According to the World Health Organisation, cardiovascular diseases (CVDs), particularly atherosclerosis, are considered the leading cause of death worldwide [kaptoge2019world] although they are preventable [mcgill2008preventing]. Prevention requires screening by means of a non-ionising and inexpensive imaging modality. Ultrasound (US) imaging has these characteristics and is routinely used to explore the common carotid artery (CCA), which is often considered as the sentinel of atherosclerosis [rizi2020carotid]. An early sign of this disease onset is the arterial wall thickening.
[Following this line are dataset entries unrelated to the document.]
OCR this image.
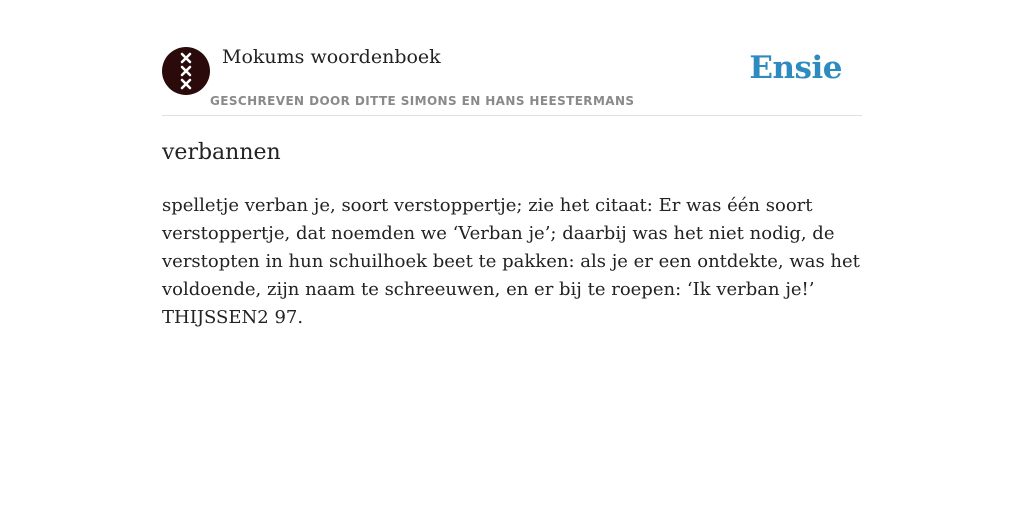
Mokums woordenboek
GESCHREVEN DOOR DITTE SIMONS EN HANS HEESTERMANS
Ensie
verbannen

spelletje verban je, soort verstoppertje; zie het citaat: Er was één soort verstoppertje, dat noemden we ‘Verban je’; daarbij was het niet nodig, de verstopten in hun schuilhoek beet te pakken: als je er een ontdekte, was het voldoende, zijn naam te schreeuwen, en er bij te roepen: ‘Ik verban je!’ THIJSSEN2 97.
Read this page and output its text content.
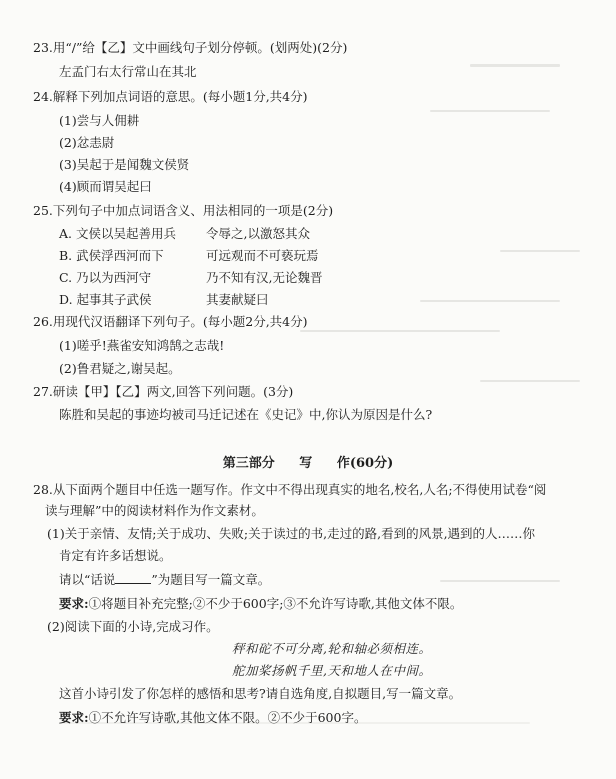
23.用“/”给【乙】文中画线句子划分停顿。(划两处)(2分)
左孟门右太行常山在其北
24.解释下列加点词语的意思。(每小题1分,共4分)
(1)尝与人佣耕
(2)忿恚尉
(3)吴起于是闻魏文侯贤
(4)顾而谓吴起曰
25.下列句子中加点词语含义、用法相同的一项是(2分)
A. 文侯以吴起善用兵 令辱之,以激怒其众
B. 武侯浮西河而下	可远观而不可亵玩焉
C. 乃以为西河守	乃不知有汉,无论魏晋
D. 起事其子武侯	其妻献疑曰
26.用现代汉语翻译下列句子。(每小题2分,共4分)
(1)嗟乎!燕雀安知鸿鹄之志哉!
(2)鲁君疑之,谢吴起。
27.研读【甲】【乙】两文,回答下列问题。(3分)
陈胜和吴起的事迹均被司马迁记述在《史记》中,你认为原因是什么?
第三部分 写 作(60分)
28.从下面两个题目中任选一题写作。作文中不得出现真实的地名,校名,人名;不得使用试卷“阅
读与理解”中的阅读材料作为作文素材。
(1)关于亲情、友情;关于成功、失败;关于读过的书,走过的路,看到的风景,遇到的人……你
肯定有许多话想说。
请以“话说	”为题目写一篇文章。
要求:①将题目补充完整;②不少于600字;③不允许写诗歌,其他文体不限。
(2)阅读下面的小诗,完成习作。
秤和砣不可分离,轮和轴必须相连。
舵加桨扬帆千里,天和地人在中间。
这首小诗引发了你怎样的感悟和思考?请自选角度,自拟题目,写一篇文章。
要求:①不允许写诗歌,其他文体不限。②不少于600字。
To measure the thickness of interest, the contours of the intima-media complex (IMC), namely, lumen-intima (LI) and media-adventitia (MA) interfaces, need to be identified (Fig. 1).
The majority of methods in the literature use contour-based approaches [delsanto2007characterization, loizou2007snakes, zahnd2017fully, raj2020automated] to exploit the intensity peaks caused by the echoes at the interfaces, named double-line pattern. Region-based approaches are less used and combine despeckling with threshold-based segmentation [nagaraj2018segmentation, wang2020fully].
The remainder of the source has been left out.